Sadly, this problem isn't unique to London, but I'm not sure I would characterize it as a "rich people problem." It's a regulatory problem. I assume in London it's the same as NYC, LA, Miami, etc., where foreigners are buying up real estate as money shelters for their stolen gains in their homeland. Saying, "the rich are unwelcome here" is non-sense, because the native rich aren't the ones causing the issue. The people who are driving the market haywire don't even live in the condos they're buying, so they probably don't care if they're welcome or not.

What these cities need is strong ordinances that discourage using housing stock as a money shelter. I suppose punitive taxes is the most efficient way of doing that. And it would have to be very punitive, because if you can drop $10,000,000 on a place you might visit once or twice, then you aren't going to mind a few percent excise tax.
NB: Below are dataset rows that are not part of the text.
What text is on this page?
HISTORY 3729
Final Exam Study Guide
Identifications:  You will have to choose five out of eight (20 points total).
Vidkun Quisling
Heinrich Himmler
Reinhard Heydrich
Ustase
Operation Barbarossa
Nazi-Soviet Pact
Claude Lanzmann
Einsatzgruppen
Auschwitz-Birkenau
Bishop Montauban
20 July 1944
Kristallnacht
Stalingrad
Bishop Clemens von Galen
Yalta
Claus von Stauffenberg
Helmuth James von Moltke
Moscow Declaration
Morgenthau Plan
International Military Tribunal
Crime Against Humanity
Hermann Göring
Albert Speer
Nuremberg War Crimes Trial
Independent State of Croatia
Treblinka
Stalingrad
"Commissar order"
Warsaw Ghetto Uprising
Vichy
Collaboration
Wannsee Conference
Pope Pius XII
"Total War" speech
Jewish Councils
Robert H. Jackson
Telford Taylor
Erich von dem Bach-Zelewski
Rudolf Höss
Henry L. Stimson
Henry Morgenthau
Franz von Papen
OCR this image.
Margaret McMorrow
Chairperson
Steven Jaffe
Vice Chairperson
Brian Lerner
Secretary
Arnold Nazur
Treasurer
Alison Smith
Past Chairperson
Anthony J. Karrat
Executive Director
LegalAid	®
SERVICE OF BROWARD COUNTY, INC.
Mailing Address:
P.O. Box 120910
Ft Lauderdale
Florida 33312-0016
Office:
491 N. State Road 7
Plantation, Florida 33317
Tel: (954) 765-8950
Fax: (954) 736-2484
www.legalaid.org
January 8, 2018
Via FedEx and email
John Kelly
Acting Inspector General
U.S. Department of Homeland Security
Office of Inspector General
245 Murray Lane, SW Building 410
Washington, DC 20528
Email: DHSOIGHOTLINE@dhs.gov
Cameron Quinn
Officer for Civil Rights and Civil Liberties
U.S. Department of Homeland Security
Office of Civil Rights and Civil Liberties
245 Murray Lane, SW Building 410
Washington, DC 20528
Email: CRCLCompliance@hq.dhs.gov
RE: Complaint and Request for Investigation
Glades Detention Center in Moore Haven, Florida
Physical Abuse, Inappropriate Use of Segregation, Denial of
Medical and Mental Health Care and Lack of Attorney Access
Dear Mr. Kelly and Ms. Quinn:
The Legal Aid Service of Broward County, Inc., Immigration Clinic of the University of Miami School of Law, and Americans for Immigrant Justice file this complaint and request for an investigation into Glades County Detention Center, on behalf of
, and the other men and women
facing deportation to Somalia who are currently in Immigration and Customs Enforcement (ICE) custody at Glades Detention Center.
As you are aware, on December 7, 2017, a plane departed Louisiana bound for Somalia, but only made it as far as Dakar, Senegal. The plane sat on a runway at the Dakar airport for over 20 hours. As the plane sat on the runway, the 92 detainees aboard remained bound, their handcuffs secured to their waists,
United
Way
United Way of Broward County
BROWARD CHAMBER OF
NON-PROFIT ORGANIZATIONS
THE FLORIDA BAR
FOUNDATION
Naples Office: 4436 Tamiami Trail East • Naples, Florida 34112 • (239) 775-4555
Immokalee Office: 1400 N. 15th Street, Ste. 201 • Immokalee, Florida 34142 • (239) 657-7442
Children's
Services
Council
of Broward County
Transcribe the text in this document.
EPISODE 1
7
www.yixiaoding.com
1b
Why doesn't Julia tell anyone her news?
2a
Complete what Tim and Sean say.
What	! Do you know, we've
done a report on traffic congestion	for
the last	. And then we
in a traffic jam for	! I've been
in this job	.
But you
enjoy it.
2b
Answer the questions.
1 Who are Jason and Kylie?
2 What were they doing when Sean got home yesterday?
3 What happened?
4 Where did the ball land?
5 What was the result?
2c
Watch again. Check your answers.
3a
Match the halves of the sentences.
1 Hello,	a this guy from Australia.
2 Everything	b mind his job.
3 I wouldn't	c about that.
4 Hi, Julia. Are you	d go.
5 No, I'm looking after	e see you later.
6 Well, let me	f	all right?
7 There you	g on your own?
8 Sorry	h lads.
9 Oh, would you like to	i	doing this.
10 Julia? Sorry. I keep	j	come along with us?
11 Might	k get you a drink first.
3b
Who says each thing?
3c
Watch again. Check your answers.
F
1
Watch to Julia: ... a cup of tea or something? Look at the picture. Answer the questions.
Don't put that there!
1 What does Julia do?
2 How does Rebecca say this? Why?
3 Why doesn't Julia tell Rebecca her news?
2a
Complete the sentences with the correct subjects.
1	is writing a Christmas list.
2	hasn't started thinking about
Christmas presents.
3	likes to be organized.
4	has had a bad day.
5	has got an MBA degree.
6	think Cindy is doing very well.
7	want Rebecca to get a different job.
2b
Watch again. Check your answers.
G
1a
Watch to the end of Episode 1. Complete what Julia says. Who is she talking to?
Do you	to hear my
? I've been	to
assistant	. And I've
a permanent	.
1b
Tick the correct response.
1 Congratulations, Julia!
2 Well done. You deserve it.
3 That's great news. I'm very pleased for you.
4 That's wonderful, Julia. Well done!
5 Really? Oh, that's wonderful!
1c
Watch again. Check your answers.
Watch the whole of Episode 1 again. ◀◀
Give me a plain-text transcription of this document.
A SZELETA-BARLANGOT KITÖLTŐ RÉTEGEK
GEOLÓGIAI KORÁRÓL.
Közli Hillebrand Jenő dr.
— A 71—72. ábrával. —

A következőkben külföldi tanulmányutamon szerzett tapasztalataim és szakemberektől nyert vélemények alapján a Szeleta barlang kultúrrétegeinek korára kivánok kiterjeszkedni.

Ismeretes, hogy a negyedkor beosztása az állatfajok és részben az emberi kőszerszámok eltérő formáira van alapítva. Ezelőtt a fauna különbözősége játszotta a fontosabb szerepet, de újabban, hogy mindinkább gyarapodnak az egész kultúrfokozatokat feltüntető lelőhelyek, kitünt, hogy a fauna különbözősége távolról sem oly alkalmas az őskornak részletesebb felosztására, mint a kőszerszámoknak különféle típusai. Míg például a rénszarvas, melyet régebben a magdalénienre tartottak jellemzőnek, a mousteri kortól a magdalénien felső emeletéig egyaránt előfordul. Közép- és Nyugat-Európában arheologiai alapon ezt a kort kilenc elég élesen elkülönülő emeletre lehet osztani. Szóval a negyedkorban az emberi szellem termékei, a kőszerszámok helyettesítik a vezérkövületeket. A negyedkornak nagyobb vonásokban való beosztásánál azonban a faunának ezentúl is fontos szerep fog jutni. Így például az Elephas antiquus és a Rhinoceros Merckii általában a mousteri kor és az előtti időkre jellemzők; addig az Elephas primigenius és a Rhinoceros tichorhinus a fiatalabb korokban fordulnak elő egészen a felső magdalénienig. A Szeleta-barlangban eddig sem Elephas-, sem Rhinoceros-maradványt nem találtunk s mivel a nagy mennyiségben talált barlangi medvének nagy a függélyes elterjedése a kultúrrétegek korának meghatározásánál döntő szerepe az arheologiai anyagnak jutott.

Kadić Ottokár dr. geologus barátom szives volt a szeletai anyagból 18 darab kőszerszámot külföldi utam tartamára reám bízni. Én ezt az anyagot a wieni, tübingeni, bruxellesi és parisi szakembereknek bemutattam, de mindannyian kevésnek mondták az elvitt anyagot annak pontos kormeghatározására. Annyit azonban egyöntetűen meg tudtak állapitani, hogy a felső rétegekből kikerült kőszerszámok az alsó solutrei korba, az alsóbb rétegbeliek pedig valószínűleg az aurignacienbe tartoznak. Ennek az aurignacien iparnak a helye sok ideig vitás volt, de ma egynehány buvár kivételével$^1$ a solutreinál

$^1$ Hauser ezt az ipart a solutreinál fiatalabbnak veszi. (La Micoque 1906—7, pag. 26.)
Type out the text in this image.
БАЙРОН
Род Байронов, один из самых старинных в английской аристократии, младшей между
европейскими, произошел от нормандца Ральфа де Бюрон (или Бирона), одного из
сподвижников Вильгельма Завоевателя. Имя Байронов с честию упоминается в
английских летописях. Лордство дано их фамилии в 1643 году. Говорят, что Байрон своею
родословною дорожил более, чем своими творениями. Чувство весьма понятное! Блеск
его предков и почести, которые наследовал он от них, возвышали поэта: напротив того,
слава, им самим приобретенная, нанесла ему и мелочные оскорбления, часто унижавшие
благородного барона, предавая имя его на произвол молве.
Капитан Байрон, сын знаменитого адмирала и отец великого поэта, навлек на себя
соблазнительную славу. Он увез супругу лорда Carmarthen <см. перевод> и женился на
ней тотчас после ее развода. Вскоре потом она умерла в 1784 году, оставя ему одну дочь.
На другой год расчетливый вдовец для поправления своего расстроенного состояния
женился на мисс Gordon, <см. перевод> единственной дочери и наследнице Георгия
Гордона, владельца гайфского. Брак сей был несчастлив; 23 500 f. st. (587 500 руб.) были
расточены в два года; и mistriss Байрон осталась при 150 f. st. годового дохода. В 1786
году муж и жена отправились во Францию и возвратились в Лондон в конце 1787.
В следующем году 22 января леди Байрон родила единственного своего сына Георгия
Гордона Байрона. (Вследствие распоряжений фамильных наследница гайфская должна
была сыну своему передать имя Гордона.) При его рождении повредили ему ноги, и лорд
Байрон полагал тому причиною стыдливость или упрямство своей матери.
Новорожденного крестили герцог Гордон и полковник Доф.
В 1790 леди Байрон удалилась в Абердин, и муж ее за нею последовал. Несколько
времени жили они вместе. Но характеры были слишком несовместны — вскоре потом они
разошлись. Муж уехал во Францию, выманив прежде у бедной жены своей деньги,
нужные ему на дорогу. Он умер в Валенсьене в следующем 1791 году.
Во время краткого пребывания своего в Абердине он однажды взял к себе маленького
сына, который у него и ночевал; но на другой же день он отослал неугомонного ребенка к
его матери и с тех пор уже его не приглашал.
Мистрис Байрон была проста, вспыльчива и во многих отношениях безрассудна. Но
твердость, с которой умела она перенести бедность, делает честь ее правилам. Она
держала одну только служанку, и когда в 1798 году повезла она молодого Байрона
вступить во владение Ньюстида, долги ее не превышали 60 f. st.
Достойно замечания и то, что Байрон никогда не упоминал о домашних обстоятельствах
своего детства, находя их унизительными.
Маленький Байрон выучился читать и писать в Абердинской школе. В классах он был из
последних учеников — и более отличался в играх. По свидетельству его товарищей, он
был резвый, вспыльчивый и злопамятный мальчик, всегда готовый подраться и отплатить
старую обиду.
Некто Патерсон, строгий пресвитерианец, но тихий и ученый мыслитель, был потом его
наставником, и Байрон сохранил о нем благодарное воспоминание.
Once the investment doesn't look like an investment anymore, then even a really rich person isn't going to waste their money on it.

I'm curious what the landscapes of these cities are going to look like in 20-30 years. This looks an awful lot like an unsustainable trajectory, so the price will probably collapse sooner or later. Then what? I doubt they'll be redistributed to the needy. Municipalities should wake up to the fact that sacrificing the future of their city so that some developers can make outrageous short term gains is not a good strategy, even if it fills their coffers now. My fair city, Detroit, should be an object lesson in what happens when you do no long term planning for the sake of satisfying a specific industry.